En Gestalguinos, que nace sobre una antigua casa de la judería, en la que se localizaron objetos del siglo XVII, se ha hecho de todo. Se instauró el Día de la Foto desde 1992, con imágenes de Mateo Gamón, Juan Jarque o Miguel Molina. Se han celebrado competiciones de ajedrez. Han tocado centenares de músicos de jazz, flamenco o rock. Hasta se celebraron tertulias de un congreso internacional de psiquiatría. Paca se repartía la faena con su marido, Vicente, que falleció hace dos años. Y pese a haberse sacado las carreras de Historia y Filosofía, no hubiera cambiado este trabajo por nada del mundo. Aunque estar tras la barra significara convertirse en una especie de confesora de quienes le contaban su vida y milagros, sus penas y sus alegrías. “Aquí ha habido de todo, y nadie ha venido a hacer negocios ni a ligar, solo a ser ellos mismos, con una única condición: el respeto”, explica.
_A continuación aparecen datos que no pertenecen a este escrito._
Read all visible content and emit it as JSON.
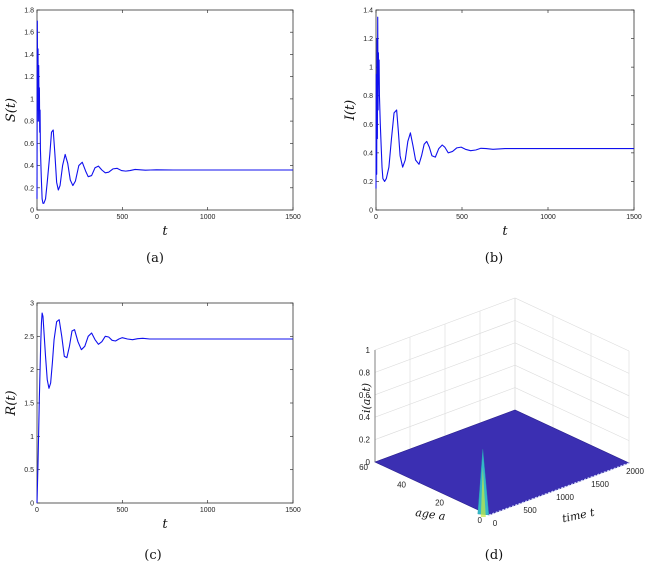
{
  "chart_data": [
    {
      "type": "line",
      "panel": "(a)",
      "caption": "(a)",
      "xlabel": "t",
      "ylabel": "S(t)",
      "xlim": [
        0,
        1500
      ],
      "ylim": [
        0,
        1.8
      ],
      "xticks": [
        "0",
        "500",
        "1000",
        "1500"
      ],
      "yticks": [
        "0",
        "0.2",
        "0.4",
        "0.6",
        "0.8",
        "1",
        "1.2",
        "1.4",
        "1.6",
        "1.8"
      ],
      "color": "#1010ee",
      "series": [
        {
          "name": "S(t)",
          "x": [
            0,
            2,
            4,
            6,
            8,
            10,
            12,
            14,
            16,
            18,
            20,
            25,
            30,
            35,
            40,
            50,
            60,
            75,
            85,
            95,
            105,
            115,
            125,
            135,
            150,
            165,
            180,
            195,
            210,
            225,
            245,
            265,
            285,
            300,
            320,
            340,
            360,
            380,
            400,
            420,
            445,
            470,
            495,
            520,
            545,
            575,
            605,
            635,
            665,
            700,
            800,
            1000,
            1500
          ],
          "y": [
            0.1,
            1.7,
            0.9,
            1.45,
            0.8,
            1.3,
            0.9,
            1.1,
            0.7,
            0.9,
            0.55,
            0.3,
            0.1,
            0.06,
            0.06,
            0.1,
            0.25,
            0.5,
            0.7,
            0.72,
            0.5,
            0.25,
            0.18,
            0.22,
            0.4,
            0.5,
            0.42,
            0.27,
            0.22,
            0.26,
            0.4,
            0.43,
            0.35,
            0.3,
            0.31,
            0.38,
            0.395,
            0.36,
            0.335,
            0.34,
            0.37,
            0.375,
            0.355,
            0.35,
            0.355,
            0.365,
            0.362,
            0.358,
            0.36,
            0.362,
            0.36,
            0.36,
            0.36
          ]
        }
      ]
    },
    {
      "type": "line",
      "panel": "(b)",
      "caption": "(b)",
      "xlabel": "t",
      "ylabel": "I(t)",
      "xlim": [
        0,
        1500
      ],
      "ylim": [
        0,
        1.4
      ],
      "xticks": [
        "0",
        "500",
        "1000",
        "1500"
      ],
      "yticks": [
        "0",
        "0.2",
        "0.4",
        "0.6",
        "0.8",
        "1",
        "1.2",
        "1.4"
      ],
      "color": "#1010ee",
      "series": [
        {
          "name": "I(t)",
          "x": [
            0,
            2,
            4,
            6,
            8,
            10,
            12,
            14,
            16,
            18,
            20,
            25,
            30,
            35,
            40,
            50,
            60,
            75,
            90,
            105,
            120,
            130,
            140,
            155,
            170,
            185,
            200,
            215,
            230,
            250,
            265,
            280,
            295,
            310,
            325,
            345,
            365,
            385,
            400,
            420,
            445,
            470,
            495,
            520,
            550,
            580,
            610,
            640,
            680,
            750,
            900,
            1200,
            1500
          ],
          "y": [
            0.15,
            0.95,
            0.25,
            1.2,
            0.5,
            1.35,
            0.7,
            1.1,
            0.9,
            1.05,
            0.8,
            0.6,
            0.45,
            0.3,
            0.22,
            0.2,
            0.22,
            0.3,
            0.5,
            0.68,
            0.7,
            0.55,
            0.38,
            0.3,
            0.35,
            0.48,
            0.54,
            0.45,
            0.35,
            0.32,
            0.38,
            0.46,
            0.48,
            0.44,
            0.38,
            0.37,
            0.43,
            0.455,
            0.44,
            0.4,
            0.41,
            0.435,
            0.44,
            0.425,
            0.415,
            0.42,
            0.432,
            0.43,
            0.425,
            0.43,
            0.43,
            0.43,
            0.43
          ]
        }
      ]
    },
    {
      "type": "line",
      "panel": "(c)",
      "caption": "(c)",
      "xlabel": "t",
      "ylabel": "R(t)",
      "xlim": [
        0,
        1500
      ],
      "ylim": [
        0,
        3
      ],
      "xticks": [
        "0",
        "500",
        "1000",
        "1500"
      ],
      "yticks": [
        "0",
        "0.5",
        "1",
        "1.5",
        "2",
        "2.5",
        "3"
      ],
      "color": "#1010ee",
      "series": [
        {
          "name": "R(t)",
          "x": [
            0,
            3,
            6,
            10,
            14,
            18,
            22,
            26,
            30,
            35,
            40,
            50,
            60,
            70,
            80,
            90,
            100,
            115,
            130,
            145,
            160,
            175,
            190,
            205,
            220,
            240,
            260,
            280,
            300,
            320,
            340,
            360,
            380,
            400,
            420,
            440,
            460,
            480,
            500,
            530,
            560,
            590,
            620,
            660,
            700,
            800,
            1000,
            1500
          ],
          "y": [
            0,
            0.3,
            0.6,
            1.1,
            1.6,
            2.0,
            2.4,
            2.7,
            2.85,
            2.8,
            2.6,
            2.2,
            1.85,
            1.72,
            1.8,
            2.1,
            2.45,
            2.72,
            2.75,
            2.5,
            2.2,
            2.18,
            2.35,
            2.58,
            2.6,
            2.42,
            2.3,
            2.35,
            2.5,
            2.55,
            2.45,
            2.38,
            2.42,
            2.5,
            2.49,
            2.44,
            2.43,
            2.46,
            2.48,
            2.46,
            2.45,
            2.465,
            2.47,
            2.46,
            2.46,
            2.46,
            2.46,
            2.46
          ]
        }
      ]
    },
    {
      "type": "surface",
      "panel": "(d)",
      "caption": "(d)",
      "zlabel": "i(a, t)",
      "xlabel": "time t",
      "ylabel": "age a",
      "zticks": [
        "0",
        "0.2",
        "0.4",
        "0.6",
        "0.8",
        "1"
      ],
      "tticks": [
        "0",
        "500",
        "1000",
        "1500",
        "2000"
      ],
      "aticks": [
        "0",
        "20",
        "40",
        "60"
      ],
      "zlim": [
        0,
        1
      ],
      "tlim": [
        0,
        2000
      ],
      "alim": [
        0,
        60
      ],
      "peak": {
        "a": 4,
        "t": 20,
        "value": 0.55
      },
      "plateau_value": 0.0
    }
  ]
}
Y cree que ese respeto consiste en “no tocar la dignidad del otro, porque si lo haces, te degradas, y hay que saber cuál es el marco de cultura y de pensamiento de quien tienes delante”. Reconoce con orgullo que Gestalguinos ha generado un “sentimiento de pertenencia” para tres generaciones distintas. Mucho más que un local para tomarse unas cervezas.
Se ve abocada a chapar, a dejar algo más que dos terceras partes de su vida entre estas cuatro parades, pero no quiere despedirse con tristeza ni resquemor. “Yo soy lo que miles de miradas han construido, y eso es lo que me llevo: esa es mi riqueza”, afirma. Y eso no hay cierre que se lo pueda quitar ya nunca. Jamás.